Without fail you claim that states have the right to determine the meaning of marriage, and most if not all of you state that God defined marriage as between a man and a woman from the beginning of our time on earth. Yet you ignore that the Old Testament is filled with stories of plural marriages blessed by God. You note that Jesus said that marriage is between a man and a woman. Yet plenty of self-identified followers of Jesus engage in polygamous marriages. In sum, for all the individuals I named above, except perhaps Ken Connelly, whose religious background I have not researched, your view of marriage is founded upon your identification as a fundamentalist, evangelical Christian. Gov. Bush, who converted to Catholicism from a protestant faith, belongs to the same faith as Justice Scalia. You obviously believe that when the state issues a marriage license, it is acting not merely for civil society, but for your own denomination in its capacity as such. Yes, in order to be married in the eyes of the state, your congregants and parishioners must obtain a marriage license, and typically even your ministers will state at the ceremony not only “what God had brought together let no one put asunder,” but also “by the power vested in me by God and by the State of ___ I pronounce you husband and wife.” You may join these two authorities in one sentence, but our Constitution requires that they be forever separate, despite your deep desire to make your view of Christianity our state religion.

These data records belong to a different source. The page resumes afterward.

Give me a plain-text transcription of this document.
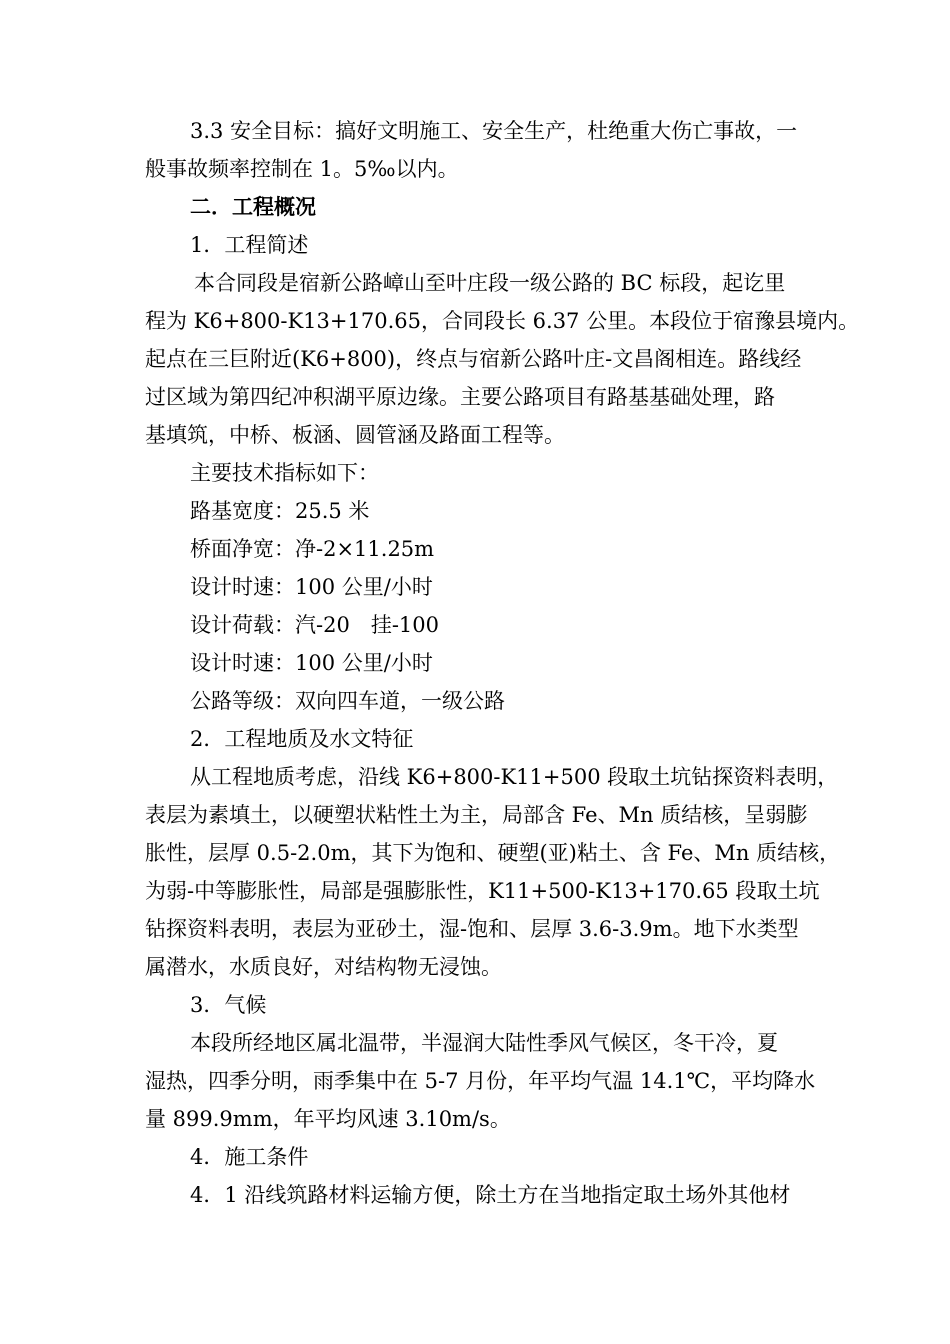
3.3 安全目标：搞好文明施工、安全生产，杜绝重大伤亡事故，一
般事故频率控制在 1。5‰以内。
二．工程概况
1．工程简述
本合同段是宿新公路嶂山至叶庄段一级公路的 BC 标段，起讫里
程为 K6+800-K13+170.65，合同段长 6.37 公里。本段位于宿豫县境内。
起点在三巨附近(K6+800)，终点与宿新公路叶庄-文昌阁相连。路线经
过区域为第四纪冲积湖平原边缘。主要公路项目有路基基础处理，路
基填筑，中桥、板涵、圆管涵及路面工程等。
主要技术指标如下：
路基宽度：25.5 米
桥面净宽：净-2×11.25m
设计时速：100 公里/小时
设计荷载：汽-20　挂-100
设计时速：100 公里/小时
公路等级：双向四车道，一级公路
2．工程地质及水文特征
从工程地质考虑，沿线 K6+800-K11+500 段取土坑钻探资料表明，
表层为素填土，以硬塑状粘性土为主，局部含 Fe、Mn 质结核，呈弱膨
胀性，层厚 0.5-2.0m，其下为饱和、硬塑(亚)粘土、含 Fe、Mn 质结核，
为弱-中等膨胀性，局部是强膨胀性，K11+500-K13+170.65 段取土坑
钻探资料表明，表层为亚砂土，湿-饱和、层厚 3.6-3.9m。地下水类型
属潜水，水质良好，对结构物无浸蚀。
3．气候
本段所经地区属北温带，半湿润大陆性季风气候区，冬干冷，夏
湿热，四季分明，雨季集中在 5-7 月份，年平均气温 14.1℃，平均降水
量 899.9mm，年平均风速 3.10m/s。
4．施工条件
4．1 沿线筑路材料运输方便，除土方在当地指定取土场外其他材
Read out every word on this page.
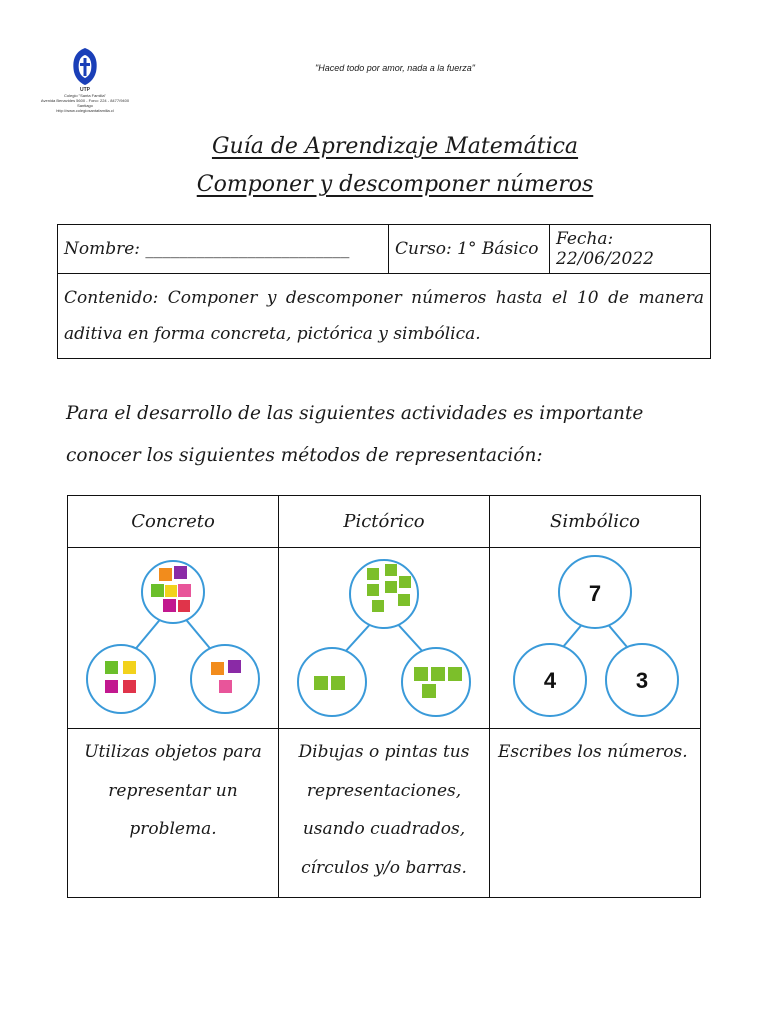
UTP
Colegio "Santa Familia"
Avenida Benavides 5600 - Fono: 224 - 8477/9400
Santiago
http://www.colegiosantafamilia.cl
"Haced todo por amor, nada a la fuerza"
Guía de Aprendizaje Matemática
Componer y descomponer números
Nombre: ________________________	Curso: 1° Básico	Fecha: 22/06/2022
Contenido: Componer y descomponer números hasta el 10 de manera aditiva en forma concreta, pictórica y simbólica.
Para el desarrollo de las siguientes actividades es importante conocer los siguientes métodos de representación:
Concreto	Pictórico	Simbólico

7
4 3

Utilizas objetos para representar un problema.	Dibujas o pintas tus representaciones, usando cuadrados, círculos y/o barras.	Escribes los números.
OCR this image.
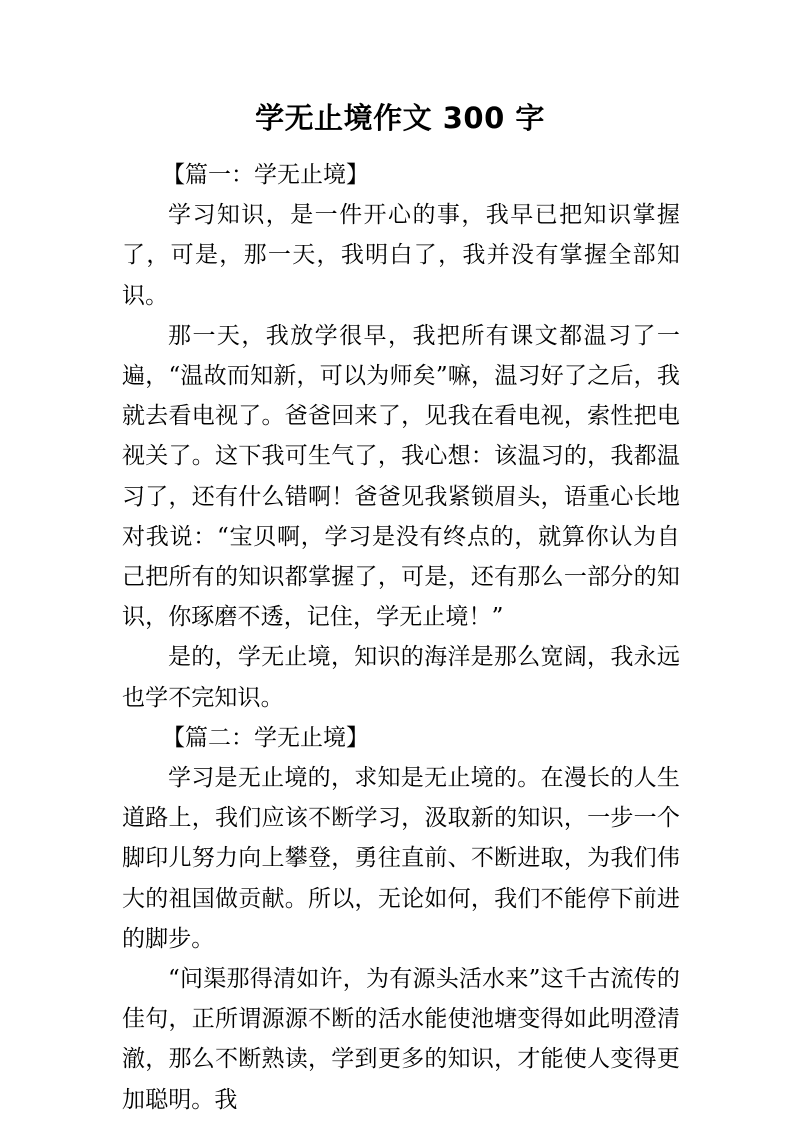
学无止境作文 300 字

【篇一：学无止境】

学习知识，是一件开心的事，我早已把知识掌握了，可是，那一天，我明白了，我并没有掌握全部知识。

那一天，我放学很早，我把所有课文都温习了一遍，“温故而知新，可以为师矣”嘛，温习好了之后，我就去看电视了。爸爸回来了，见我在看电视，索性把电视关了。这下我可生气了，我心想：该温习的，我都温习了，还有什么错啊！爸爸见我紧锁眉头，语重心长地对我说：“宝贝啊，学习是没有终点的，就算你认为自己把所有的知识都掌握了，可是，还有那么一部分的知识，你琢磨不透，记住，学无止境！”

是的，学无止境，知识的海洋是那么宽阔，我永远也学不完知识。

【篇二：学无止境】

学习是无止境的，求知是无止境的。在漫长的人生道路上，我们应该不断学习，汲取新的知识，一步一个脚印儿努力向上攀登，勇往直前、不断进取，为我们伟大的祖国做贡献。所以，无论如何，我们不能停下前进的脚步。

“问渠那得清如许，为有源头活水来”这千古流传的佳句，正所谓源源不断的活水能使池塘变得如此明澄清澈，那么不断熟读，学到更多的知识，才能使人变得更加聪明。我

The U.S. Constitution clearly protects your free exercise of religion in its First Amendment. So worship as you wish, ordain only whom you feel should be ordained, and bless only heterosexual couples in the ceremonies performed by your clergy. But that same Constitution also prohibits a law respecting an establishment of religion, and prohibits the requirement for taking a religious oath to hold any office or public trust under the United States. When the state issues a marriage license, it is acting on behalf of it and civil society, not your church, and not any religion. When officers refuse to issue a marriage license or perform a civil wedding as instructed by the U.S. Supreme Court, they are violating the oath of office that they took to support the Constitution. And when you insist that the United States is a Christian (meaning evangelical, fundamentalist Christian) nation despite the provisions of the Constitution, you are being as dogmatic and as un-American as those who you claim would impose Sharia law.
In the past thirty years I have come to accept first the idea of civil unions and now accept and embrace that same-sex couples can enter into the same civil marriage relationship and obtain the same civil benefits as heterosexual couples. Due process and equal protection of the law require nothing less. I can be only repulsed by those who claim their faith requires them to not only refuse to allow their church to bless such a marriage, but that the laws of a civil society must do the same. You may claim to know the bible, but you know nothing of the mind of any loving God and you quite clearly know nothing about the founding of our nation and the writing of our Constitution, which after two hundred twenty-eight years includes all the amendments. Especially the ones that obligate us to have a just society that treats all its citizens equally in the eyes of the law.